During the years of sanctions by the US, the United Nations, and the European Union—and even in recent years up to the 12-day war in June and 39-day war—Iran managed to maintain daily production between 3.6 and 4.1 million barrels.

According to OPEC and Energy Institute data, Iran’s oil production saw major fluctuations during Donald Trump’s presidency. In 2018, it averaged 4.7 million barrels per day, but in 2020, due to COVID-19 and sanctions, it dropped to about 2.2 million barrels per day. Notably, from March 2021 to June 2025, production and exports were on an upward trend.

During the 12-day war, production fell to 2.2 million barrels per day. In the early months of this year, before the war, production stood at 3.1 million barrels per day, with exports of about 1.85 million barrels per day, most of which went to China.

Iran exports oil to China but receives payment via the UAE

From 2018 to 2026, as shown in the second chart, between over 80 percent and 97 percent  of Iran’s oil exports went to China. Whether exports were around half a million barrels per day, as during the COVID period, or close to 2 million barrels per day, as during the 39-day war, what stands out is that most payments returned to Iran via the UAE rather than directly from China.
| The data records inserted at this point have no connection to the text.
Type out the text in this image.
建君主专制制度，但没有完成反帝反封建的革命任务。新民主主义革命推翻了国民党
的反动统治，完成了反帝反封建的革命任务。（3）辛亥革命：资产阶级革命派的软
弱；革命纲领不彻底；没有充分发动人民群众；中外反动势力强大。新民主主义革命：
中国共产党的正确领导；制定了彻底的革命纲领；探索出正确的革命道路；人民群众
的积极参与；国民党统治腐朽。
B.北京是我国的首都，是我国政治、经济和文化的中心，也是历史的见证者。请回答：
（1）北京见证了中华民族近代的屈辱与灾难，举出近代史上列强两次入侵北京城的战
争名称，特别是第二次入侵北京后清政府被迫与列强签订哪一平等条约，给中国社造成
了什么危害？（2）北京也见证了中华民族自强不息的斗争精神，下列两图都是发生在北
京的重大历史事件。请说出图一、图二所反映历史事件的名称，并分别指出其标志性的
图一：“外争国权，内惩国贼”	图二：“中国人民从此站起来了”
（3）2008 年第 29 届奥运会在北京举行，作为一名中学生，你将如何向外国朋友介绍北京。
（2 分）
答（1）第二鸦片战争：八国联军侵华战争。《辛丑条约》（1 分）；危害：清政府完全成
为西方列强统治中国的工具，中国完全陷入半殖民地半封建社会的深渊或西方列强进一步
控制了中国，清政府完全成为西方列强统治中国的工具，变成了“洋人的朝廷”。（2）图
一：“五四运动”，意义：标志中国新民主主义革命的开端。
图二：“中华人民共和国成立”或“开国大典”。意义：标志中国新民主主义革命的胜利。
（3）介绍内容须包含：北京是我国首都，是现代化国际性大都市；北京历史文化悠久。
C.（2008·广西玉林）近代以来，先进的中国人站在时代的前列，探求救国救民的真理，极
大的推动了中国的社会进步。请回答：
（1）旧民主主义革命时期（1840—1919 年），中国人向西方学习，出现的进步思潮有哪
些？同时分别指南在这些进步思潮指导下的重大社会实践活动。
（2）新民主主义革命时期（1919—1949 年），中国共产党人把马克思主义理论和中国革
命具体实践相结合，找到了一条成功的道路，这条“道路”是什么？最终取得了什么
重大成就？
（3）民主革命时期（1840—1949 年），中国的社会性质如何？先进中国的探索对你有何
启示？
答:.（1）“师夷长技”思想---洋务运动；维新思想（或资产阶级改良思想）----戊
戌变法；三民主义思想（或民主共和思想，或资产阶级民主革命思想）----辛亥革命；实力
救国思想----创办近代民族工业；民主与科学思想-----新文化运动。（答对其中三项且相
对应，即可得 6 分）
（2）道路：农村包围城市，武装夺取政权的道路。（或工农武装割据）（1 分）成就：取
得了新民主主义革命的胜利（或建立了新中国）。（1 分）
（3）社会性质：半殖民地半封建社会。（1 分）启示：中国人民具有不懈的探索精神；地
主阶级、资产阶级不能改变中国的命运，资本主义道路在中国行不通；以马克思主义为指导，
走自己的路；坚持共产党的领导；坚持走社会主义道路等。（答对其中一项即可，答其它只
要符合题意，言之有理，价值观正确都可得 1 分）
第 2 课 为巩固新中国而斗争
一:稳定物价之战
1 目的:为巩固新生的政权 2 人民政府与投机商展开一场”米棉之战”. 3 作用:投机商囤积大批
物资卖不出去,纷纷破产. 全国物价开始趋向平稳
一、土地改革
Over these nine years, Iran’s average oil production declined from 4.7 million barrels per day to 3.1 million barrels per day, but exports increased—especially to China.

The worst year for exports was 2022, with about 992,000 barrels per day. However, in the early months of 2026, exports rose again to about 1.85 million barrels per day.



A notable example is 2025, when Iran exported a total of 1.75 million barrels per day, about 1.5 million of which went to China. However, according to the US Energy Information Administration, Iran received $4.4 billion from the UAE and only $721 million from China. This reflects a system in which Iranian oil is purchased by traders in the UAE and then redirected to China.



The global markets are facing increasingly difficult days due to further reductions in oil supply. If Iran’s reliance on the Strait of Hormuz led to a reduction of 9 to 11 million barrels of oil globally, then the US-imposed closure of the strait would increase that amount further and push prices even higher.

The continuation of this situation in the Strait of Hormuz means rising energy costs for populations in countries dependent on oil from this region, alongside declining revenues for oil-producing countries. All of this translates into greater instability that could push financial markets toward an economic crisis similar to that of 2008.

In conclusion, with its proven oil and gas reserves, production infrastructure, and export capacity, Iran has the potential to be a key player in the global energy market—rather than becoming a source of risk by closing strategic straits, which would also harm its own economy.